This was published 5 years ago
Boy who stole chocolate bars held in watchhouse for three weeks
By Lydia Lynch
The mother of a teenage boy who spent three weeks in a Queensland watchhouse for “stealing chocolate bars and deodorant” has begged the Premier to move juveniles from maximum security facilities.
But Annastacia Palaszczuk said she had nowhere to move them, so children as young as 10 would remain in the watchhouses.
According to the state's Public Guardian, there were children in watchhouses "who haven’t accessed any real outdoor air for two weeks or more, and who have little or no access to education".
The mother, whose name cannot be used for legal reasons, told Brisbane Times her 14-year-old son was withdrawn and despondent after spending almost a month locked inside a police watchhouse.
“He wouldn’t talk to me about what it was like in the watchhouse, he was too traumatised,” she told Brisbane Times.
“All he did was steal some chocolate bars and deodorant from the 7-Eleven and he was locked up like a hardened criminal.
“Of course it makes me angry.
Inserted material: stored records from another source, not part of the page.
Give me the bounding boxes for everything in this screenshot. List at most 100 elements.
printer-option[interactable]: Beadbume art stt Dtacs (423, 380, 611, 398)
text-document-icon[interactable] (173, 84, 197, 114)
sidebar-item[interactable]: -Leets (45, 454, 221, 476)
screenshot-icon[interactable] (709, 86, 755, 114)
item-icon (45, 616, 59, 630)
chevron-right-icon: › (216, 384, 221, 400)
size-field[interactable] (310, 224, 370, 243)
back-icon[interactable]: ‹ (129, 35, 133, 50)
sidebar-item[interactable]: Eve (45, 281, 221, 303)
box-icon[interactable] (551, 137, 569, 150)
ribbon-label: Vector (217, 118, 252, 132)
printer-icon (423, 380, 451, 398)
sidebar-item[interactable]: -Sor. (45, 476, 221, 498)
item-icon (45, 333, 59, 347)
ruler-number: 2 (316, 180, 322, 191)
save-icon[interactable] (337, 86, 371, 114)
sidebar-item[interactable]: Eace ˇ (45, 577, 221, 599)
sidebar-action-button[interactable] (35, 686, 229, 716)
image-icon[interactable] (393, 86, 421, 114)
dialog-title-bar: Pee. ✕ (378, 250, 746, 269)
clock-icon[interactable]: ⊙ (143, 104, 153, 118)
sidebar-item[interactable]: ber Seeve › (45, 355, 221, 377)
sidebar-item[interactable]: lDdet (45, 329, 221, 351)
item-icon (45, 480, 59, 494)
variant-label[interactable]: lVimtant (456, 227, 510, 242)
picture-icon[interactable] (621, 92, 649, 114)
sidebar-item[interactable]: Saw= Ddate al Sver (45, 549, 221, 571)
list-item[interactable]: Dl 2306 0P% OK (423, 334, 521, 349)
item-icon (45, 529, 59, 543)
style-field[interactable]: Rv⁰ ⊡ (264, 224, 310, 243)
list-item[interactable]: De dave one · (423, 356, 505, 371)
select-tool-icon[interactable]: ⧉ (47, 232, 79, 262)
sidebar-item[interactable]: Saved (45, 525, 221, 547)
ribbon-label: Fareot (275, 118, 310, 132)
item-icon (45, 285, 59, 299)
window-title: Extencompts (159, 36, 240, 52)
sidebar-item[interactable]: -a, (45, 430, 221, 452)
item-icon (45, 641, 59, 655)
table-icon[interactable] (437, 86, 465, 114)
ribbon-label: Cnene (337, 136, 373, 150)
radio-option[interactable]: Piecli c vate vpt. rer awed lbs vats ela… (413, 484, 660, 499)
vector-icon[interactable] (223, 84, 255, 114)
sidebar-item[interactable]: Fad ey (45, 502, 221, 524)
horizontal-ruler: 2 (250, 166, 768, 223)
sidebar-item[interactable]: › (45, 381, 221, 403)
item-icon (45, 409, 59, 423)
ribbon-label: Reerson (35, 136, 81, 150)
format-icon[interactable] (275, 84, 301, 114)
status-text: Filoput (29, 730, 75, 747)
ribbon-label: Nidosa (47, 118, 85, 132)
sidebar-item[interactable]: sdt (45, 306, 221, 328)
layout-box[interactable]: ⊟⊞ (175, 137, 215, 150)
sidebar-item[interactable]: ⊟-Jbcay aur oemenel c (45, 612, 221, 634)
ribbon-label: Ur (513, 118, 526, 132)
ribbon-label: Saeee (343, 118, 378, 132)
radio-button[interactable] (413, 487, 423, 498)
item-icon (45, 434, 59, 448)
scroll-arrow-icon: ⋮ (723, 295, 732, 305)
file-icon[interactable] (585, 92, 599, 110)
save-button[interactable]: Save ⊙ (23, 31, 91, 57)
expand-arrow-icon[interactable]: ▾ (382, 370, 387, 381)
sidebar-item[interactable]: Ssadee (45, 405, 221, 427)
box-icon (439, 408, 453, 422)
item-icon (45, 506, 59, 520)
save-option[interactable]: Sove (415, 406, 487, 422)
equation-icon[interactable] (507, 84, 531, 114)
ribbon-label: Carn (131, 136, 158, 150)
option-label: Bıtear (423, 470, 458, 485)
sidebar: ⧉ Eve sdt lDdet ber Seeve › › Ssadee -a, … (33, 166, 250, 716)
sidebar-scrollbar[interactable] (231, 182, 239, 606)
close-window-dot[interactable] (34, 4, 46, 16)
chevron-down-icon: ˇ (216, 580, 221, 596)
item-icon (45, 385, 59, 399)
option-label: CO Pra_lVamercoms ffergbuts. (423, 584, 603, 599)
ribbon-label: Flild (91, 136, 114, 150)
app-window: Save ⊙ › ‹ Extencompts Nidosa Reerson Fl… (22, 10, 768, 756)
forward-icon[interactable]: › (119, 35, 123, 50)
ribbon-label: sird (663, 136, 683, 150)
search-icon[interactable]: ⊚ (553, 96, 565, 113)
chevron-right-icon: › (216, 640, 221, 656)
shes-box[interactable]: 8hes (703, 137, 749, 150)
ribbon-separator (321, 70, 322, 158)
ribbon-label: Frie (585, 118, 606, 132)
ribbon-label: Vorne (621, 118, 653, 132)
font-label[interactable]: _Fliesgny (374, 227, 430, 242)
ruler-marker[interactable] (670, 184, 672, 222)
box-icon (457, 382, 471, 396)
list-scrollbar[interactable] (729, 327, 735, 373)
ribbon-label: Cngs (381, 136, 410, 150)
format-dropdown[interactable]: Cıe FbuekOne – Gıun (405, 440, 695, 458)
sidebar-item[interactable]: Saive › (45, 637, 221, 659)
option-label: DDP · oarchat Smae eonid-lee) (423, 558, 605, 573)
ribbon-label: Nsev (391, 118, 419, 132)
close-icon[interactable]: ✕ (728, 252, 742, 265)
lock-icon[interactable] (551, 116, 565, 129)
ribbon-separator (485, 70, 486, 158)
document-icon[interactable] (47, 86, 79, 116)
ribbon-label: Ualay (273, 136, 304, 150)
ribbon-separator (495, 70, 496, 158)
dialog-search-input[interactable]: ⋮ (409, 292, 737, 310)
The government says they are coming in and supporting our children, that is bullshit.”
Ms Palaszczuk said she did not want to see children locked up in watchhouses and had promised to build a 32-bed youth detention centre at Wacol and create 16 more beds at the existing Brisbane Youth Detention Centre.
But on Wednesday, Ms Palaszczuk could not give a time frame, or even a target, for when children would be moved to safer accommodation.
“I would like to let them out if they were going to secure places, we do not have those secure places available,” she said.
“I don’t have the facilities.”
Opposition Leader Deb Frecklington said young offenders would be moved out of watchhouses within 72 hours and placed in “appropriate accommodation” under a proposal her party would put before the Parliament this week.
“Right now kids are being held for up to 40 days in watchhouses across the state,” she said.
“Juveniles must be held accountable for their crimes, but they belong in dedicated facilities instead of maximum-security police watchhouses designed for adults only.
“If Annastacia Palaszczuk has a decent bone in her body she would back our plans.”
Ms Frecklington said construction on demountable houses at the youth detention centre needed to begin immediately.
But Ms Palaszczuk said temporary accommodation did not meet youth justice design standards and would increase the risk of escape, injury and suicide.
“I will not under any circumstances put these young people in irresponsible temporary accommodation where a young person could commit suicide,” she said.
On Wednesday, there were 75 children in watchhouses across the state.
The catalyst for what lawyers say is a “human rights crisis” was Labor’s decision to move 17-year-olds out of adult prisons and into youth detention centres.
But they did not plan for the influx of 17-year-olds into the youth facilities, which has meant children as young as 10 are being housed in maximum security watchhouses.
Internal briefing by the Youth Justice Department in 2015 warned even without the shift of 17-year-olds from adult to juvenile facilities, "there was a forecast need for an additional 20 beds by 2020 and for 50 beds every seven years after that".